I misteri di Udolpho: alle radici del Romanzo Gotico (e di Northanger Abbey)

Ann Radcliffe, I misteri di Udolpho, ed. BURQuesto è  il romanzo gotico che la famiglia Austen, come tutti i suoi contemporanei, non mancò di leggere quando venne pubblicato, divertendosi assai grazie ad uno sguardo sempre disincantato su questo mondo fantasmagorico e paranormale, decisamente sopra le righe.
La giovanissima Jane, a soli 17 anni, già dotata di notevole spirito di osservazione e , cominciò a scriverne addirittura la parodia: il delizioso, ironico, divertente e solare Northanger Abbey (L’Abbazia di Northanger) nasce così, dall’ombroso, soffocante, rutilante e melodrammatico Udolpho.
Per chi ama Jane Austen, è impossibile resistere alla tentazione di leggerlo.

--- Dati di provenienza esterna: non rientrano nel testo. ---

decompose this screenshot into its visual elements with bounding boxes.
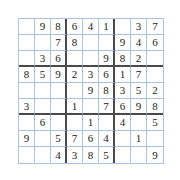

La sua importanza nella letteratura e, più ampiamente, nella cultura e società dell’epoca è fondamentale. Questo è il romanzo che potremmo definire il “manuale” del romanzo gotico. Fin dalla sua pubblicazione nel 1794, conobbe un grandissimo successo ed è ancora oggi considerato il capolavoro della sua autrice, quella Mrs Ann Radcliffe che nella propria vita non conobbe mai avventura alcuna ma che riuscì, donna scrittrice in un mondo ferocemente maschile, ad ottenere il pieno riconoscimento del mondo letterario.
Il romanzo gotico era nato alcuni decenni prima, nel 1764, con The Castle of Otranto (Il castello d’Otranto) di Horace Walpole  ma è con Ann Radcliffe che conosce la sua consacrazione a genere letterario, dando vita a  sua volta a tanti generi affini fortunatissimi ancora oggi (ad esempio, l’horror).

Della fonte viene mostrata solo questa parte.